Representation of a design for which registration is sought requires to clearly identify that design

Print this page 06-07-2018
IEPT20180705, CJEU, Jägermeister v EUIPO

Article 36(1)(c) of the Community Designs Regulation requires the representation of a design for which registration is sought to clearly identify that design.

 

DESIGN LAW

 

Appeal against the judgment of the General Court of 9 February 2017, in which it was considered that EUIPO had rightly refused registration of two models for 'beakers' from class 07.01, because it was not possible to establish on the basis of the designs whether protection was requested for the beaker, the bottle or a combination of both. The appeal is dismissed. According to Jägermeister, the Court misinterpreted Article 36(1) of the Community Designs Regulation.

 

The Court of Justice of the EU rules that the analysis of the wording of Article 36(1)(c) leads to the conclusion that the representation of the design for which registration is sought must enable that design to be clearly identified. The literal interpretation of Article 36(1)(c) of the Community Designs Regulation is confirmed by the teleological interpretation of that provision, which must contribute to the proper functioning of the system of registration of designs.
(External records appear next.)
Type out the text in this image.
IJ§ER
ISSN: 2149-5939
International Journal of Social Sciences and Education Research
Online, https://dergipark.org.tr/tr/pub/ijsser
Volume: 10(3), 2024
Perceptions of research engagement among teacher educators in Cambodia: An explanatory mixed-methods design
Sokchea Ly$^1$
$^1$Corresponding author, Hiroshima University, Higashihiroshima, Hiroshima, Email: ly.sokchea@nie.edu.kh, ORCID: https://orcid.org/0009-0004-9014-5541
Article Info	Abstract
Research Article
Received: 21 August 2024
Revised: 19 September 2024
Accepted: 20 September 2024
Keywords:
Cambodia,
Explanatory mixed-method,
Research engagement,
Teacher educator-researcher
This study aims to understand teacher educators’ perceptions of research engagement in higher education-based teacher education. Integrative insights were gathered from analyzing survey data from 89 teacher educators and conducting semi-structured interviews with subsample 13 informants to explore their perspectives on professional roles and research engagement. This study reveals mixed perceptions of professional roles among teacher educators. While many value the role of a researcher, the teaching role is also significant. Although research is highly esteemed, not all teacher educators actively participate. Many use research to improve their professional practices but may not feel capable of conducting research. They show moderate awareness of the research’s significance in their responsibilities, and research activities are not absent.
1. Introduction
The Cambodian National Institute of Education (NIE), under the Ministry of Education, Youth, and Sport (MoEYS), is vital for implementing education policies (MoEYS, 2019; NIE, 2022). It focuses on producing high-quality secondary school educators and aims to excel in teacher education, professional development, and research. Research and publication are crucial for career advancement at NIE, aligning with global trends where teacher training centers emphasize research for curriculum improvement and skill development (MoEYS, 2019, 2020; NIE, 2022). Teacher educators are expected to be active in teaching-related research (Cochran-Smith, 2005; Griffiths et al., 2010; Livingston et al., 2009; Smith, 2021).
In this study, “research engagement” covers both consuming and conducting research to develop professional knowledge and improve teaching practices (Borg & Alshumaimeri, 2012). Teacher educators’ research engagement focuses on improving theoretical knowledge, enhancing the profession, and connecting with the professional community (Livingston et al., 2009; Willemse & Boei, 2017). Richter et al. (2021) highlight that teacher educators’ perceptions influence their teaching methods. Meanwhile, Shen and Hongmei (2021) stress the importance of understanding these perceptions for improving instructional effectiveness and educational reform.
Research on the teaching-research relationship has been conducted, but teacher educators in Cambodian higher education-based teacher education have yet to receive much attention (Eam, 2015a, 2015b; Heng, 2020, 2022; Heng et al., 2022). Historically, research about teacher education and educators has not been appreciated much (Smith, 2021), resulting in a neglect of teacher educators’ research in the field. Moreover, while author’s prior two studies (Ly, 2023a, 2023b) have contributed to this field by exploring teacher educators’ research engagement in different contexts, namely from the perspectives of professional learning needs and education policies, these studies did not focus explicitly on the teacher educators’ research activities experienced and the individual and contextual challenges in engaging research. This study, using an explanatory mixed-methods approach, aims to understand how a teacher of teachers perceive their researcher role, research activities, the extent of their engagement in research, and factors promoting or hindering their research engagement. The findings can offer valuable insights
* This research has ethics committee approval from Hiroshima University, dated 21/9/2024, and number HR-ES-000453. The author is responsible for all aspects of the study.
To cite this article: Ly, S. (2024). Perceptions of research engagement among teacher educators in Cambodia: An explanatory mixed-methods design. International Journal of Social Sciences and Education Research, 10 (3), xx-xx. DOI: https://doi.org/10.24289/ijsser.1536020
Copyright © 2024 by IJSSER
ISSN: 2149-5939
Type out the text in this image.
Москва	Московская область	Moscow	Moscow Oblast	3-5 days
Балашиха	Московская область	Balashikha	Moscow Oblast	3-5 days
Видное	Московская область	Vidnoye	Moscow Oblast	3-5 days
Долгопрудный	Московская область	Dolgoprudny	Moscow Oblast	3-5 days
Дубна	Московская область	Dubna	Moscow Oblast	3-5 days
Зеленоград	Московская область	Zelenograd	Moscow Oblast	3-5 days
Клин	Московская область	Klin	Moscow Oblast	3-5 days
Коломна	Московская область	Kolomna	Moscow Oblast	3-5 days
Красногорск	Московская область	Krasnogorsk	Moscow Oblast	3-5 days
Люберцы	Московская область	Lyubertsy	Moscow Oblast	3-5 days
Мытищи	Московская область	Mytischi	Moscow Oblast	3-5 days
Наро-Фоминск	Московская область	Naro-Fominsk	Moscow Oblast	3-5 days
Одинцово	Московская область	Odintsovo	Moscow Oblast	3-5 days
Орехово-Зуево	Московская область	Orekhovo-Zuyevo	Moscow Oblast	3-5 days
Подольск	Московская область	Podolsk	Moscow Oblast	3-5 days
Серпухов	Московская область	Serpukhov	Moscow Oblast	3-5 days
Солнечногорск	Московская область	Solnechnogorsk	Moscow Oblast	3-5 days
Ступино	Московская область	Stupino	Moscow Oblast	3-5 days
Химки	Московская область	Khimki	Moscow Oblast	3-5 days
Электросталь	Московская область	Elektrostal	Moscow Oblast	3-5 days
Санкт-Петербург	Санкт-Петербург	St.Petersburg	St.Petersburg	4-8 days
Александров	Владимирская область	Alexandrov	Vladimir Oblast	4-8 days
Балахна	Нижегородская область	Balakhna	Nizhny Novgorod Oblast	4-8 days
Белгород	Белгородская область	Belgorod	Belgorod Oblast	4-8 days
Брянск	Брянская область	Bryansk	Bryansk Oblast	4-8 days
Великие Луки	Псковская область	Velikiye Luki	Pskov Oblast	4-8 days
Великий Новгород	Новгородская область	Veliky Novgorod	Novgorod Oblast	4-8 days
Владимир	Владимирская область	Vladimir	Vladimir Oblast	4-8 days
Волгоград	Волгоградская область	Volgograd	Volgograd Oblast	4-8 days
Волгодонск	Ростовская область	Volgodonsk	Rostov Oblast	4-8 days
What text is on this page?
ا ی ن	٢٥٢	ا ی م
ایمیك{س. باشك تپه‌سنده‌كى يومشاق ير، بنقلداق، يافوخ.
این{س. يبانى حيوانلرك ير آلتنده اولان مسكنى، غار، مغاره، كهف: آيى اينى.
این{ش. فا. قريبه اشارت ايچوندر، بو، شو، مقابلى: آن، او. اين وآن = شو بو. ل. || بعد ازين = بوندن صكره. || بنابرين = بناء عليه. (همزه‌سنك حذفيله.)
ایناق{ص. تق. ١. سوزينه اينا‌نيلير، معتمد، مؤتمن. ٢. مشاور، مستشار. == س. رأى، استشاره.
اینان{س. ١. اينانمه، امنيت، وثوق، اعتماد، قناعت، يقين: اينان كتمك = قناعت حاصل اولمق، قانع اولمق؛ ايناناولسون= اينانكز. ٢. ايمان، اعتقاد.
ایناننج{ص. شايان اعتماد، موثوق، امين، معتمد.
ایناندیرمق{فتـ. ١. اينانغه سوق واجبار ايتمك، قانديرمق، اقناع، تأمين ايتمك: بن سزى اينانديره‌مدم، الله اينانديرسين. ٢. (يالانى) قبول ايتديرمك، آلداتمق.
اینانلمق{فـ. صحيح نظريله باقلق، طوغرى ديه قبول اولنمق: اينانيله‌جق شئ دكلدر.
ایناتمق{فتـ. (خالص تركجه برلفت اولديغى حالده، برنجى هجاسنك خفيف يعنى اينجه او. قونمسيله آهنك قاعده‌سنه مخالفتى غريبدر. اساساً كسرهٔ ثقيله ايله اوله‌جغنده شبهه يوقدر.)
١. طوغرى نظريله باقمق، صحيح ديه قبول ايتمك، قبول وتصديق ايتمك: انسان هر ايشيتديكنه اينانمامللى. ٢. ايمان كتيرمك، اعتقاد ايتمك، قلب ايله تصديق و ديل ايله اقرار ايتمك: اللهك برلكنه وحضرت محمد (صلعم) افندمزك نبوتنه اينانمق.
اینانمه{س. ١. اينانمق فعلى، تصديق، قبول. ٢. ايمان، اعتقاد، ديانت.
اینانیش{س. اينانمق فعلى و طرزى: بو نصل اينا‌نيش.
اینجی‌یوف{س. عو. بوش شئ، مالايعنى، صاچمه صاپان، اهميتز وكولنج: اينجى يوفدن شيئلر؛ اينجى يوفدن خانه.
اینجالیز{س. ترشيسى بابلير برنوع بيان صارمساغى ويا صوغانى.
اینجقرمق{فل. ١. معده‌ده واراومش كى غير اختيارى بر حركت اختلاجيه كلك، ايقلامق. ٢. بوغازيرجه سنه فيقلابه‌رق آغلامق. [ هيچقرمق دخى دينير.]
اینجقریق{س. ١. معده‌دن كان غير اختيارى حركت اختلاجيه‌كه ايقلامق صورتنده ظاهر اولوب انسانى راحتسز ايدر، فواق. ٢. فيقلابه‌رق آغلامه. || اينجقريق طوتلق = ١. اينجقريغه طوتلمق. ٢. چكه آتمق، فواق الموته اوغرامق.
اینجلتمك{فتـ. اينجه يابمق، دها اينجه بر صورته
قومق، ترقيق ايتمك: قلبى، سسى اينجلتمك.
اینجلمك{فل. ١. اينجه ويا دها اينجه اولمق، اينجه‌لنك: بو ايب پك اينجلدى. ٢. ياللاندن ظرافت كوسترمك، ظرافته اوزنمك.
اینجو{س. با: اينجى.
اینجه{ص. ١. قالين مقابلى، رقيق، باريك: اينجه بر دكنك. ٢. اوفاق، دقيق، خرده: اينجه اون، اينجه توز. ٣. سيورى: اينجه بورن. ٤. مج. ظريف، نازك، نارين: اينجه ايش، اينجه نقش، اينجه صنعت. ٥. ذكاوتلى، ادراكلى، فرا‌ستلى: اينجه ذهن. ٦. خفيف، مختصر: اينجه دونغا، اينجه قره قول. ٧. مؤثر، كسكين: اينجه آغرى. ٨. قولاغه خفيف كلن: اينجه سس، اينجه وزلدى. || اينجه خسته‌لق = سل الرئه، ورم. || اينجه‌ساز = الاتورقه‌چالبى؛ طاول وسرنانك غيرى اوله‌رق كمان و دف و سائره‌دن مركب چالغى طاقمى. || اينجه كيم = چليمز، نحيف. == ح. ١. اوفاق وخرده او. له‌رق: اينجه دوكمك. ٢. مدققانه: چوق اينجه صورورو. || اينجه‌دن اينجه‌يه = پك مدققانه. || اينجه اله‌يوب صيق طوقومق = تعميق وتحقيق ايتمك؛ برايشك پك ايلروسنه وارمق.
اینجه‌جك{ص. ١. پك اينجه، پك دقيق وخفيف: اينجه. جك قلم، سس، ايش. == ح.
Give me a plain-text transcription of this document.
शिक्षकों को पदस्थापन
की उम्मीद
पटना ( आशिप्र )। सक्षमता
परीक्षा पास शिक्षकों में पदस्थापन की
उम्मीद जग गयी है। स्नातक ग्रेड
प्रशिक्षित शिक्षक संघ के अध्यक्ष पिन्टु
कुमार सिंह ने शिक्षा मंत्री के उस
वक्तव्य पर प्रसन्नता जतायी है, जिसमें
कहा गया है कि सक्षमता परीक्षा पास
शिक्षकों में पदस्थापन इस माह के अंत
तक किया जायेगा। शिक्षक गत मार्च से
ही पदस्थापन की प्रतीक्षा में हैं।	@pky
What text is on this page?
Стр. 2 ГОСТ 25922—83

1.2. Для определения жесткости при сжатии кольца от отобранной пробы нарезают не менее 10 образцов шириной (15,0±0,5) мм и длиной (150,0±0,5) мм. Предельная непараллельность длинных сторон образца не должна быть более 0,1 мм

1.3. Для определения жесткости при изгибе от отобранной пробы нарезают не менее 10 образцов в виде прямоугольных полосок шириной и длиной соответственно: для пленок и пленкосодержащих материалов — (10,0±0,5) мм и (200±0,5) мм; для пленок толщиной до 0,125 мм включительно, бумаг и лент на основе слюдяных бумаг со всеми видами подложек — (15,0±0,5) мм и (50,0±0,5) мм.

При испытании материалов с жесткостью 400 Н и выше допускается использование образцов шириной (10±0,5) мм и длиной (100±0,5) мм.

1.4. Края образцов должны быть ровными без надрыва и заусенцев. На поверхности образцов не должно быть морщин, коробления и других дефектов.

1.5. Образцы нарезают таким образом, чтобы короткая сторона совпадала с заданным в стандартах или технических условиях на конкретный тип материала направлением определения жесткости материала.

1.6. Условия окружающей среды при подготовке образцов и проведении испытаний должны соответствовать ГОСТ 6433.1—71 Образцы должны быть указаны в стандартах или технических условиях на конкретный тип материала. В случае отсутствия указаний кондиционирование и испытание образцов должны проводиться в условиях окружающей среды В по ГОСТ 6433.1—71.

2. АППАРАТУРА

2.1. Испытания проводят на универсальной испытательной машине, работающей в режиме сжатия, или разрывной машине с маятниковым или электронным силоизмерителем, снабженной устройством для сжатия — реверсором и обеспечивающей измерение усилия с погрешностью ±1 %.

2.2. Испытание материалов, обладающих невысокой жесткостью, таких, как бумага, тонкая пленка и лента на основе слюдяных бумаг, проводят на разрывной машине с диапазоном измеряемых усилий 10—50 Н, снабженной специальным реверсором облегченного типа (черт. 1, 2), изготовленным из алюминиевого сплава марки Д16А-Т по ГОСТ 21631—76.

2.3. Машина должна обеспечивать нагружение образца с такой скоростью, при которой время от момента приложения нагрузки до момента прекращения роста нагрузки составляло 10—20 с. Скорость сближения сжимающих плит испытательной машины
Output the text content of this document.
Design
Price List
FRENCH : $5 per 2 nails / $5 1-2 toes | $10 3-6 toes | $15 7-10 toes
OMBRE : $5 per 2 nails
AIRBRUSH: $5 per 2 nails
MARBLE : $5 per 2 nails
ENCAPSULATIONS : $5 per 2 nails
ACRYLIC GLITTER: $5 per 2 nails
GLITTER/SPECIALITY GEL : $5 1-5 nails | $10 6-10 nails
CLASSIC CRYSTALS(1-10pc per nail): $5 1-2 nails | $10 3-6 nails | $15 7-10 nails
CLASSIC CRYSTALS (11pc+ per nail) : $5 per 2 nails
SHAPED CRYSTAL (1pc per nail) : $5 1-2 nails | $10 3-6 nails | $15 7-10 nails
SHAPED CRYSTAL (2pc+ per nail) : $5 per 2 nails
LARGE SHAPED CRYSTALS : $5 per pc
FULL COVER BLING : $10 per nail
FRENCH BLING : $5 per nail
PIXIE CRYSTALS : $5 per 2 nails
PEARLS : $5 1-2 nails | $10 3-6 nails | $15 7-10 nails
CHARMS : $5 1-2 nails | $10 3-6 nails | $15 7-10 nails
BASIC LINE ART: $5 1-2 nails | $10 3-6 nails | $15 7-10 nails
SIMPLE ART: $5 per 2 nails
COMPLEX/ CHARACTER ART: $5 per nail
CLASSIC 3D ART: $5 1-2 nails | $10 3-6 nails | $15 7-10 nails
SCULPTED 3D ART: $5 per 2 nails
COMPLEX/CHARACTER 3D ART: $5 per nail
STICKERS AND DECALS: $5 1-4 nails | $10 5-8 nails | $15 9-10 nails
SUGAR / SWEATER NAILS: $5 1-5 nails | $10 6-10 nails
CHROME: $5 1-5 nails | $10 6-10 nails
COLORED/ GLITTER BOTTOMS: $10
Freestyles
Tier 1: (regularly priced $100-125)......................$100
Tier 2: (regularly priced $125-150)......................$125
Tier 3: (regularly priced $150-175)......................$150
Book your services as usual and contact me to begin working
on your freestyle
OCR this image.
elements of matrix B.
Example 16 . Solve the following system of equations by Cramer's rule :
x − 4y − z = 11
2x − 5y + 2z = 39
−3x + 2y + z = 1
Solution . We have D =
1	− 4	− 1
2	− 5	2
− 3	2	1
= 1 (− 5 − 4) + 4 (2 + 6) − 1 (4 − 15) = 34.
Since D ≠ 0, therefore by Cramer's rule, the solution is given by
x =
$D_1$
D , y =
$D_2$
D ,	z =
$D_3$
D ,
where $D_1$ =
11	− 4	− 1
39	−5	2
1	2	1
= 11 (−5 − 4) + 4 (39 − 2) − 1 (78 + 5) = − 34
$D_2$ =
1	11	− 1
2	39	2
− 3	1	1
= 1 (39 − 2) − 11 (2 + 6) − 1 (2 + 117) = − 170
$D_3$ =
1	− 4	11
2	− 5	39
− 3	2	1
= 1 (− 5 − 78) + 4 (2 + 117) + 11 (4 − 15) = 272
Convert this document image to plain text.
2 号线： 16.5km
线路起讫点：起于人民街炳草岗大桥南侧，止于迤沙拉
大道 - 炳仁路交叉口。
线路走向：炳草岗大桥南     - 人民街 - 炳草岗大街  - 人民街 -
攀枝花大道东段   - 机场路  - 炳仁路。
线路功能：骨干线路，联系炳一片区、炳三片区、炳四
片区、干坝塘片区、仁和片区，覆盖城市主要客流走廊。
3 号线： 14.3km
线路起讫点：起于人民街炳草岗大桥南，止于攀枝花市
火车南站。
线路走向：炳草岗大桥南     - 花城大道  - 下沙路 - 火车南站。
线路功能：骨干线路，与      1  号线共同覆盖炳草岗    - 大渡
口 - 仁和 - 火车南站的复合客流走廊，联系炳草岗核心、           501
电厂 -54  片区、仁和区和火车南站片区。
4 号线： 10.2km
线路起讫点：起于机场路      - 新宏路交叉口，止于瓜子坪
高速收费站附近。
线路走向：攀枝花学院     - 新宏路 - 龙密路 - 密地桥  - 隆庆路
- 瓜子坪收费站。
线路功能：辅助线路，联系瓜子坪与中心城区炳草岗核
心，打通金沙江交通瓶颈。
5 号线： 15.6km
Accordingly, the function of the graphic representation requirement is, in particular, to define the design itself in order to determine the precise subject of the protection afforded by the registered design to its proprietor. It follows that the Community design system arising from the Community Designs Regulation confirms the interpretation that results from the wording of Article 36(1)(c) of that regulation by requiring that the representation of a design for which registration is sought makes it possible to identify that design clearly. Finally, the interpretation is also confirmed by the contextual analysis of that provision.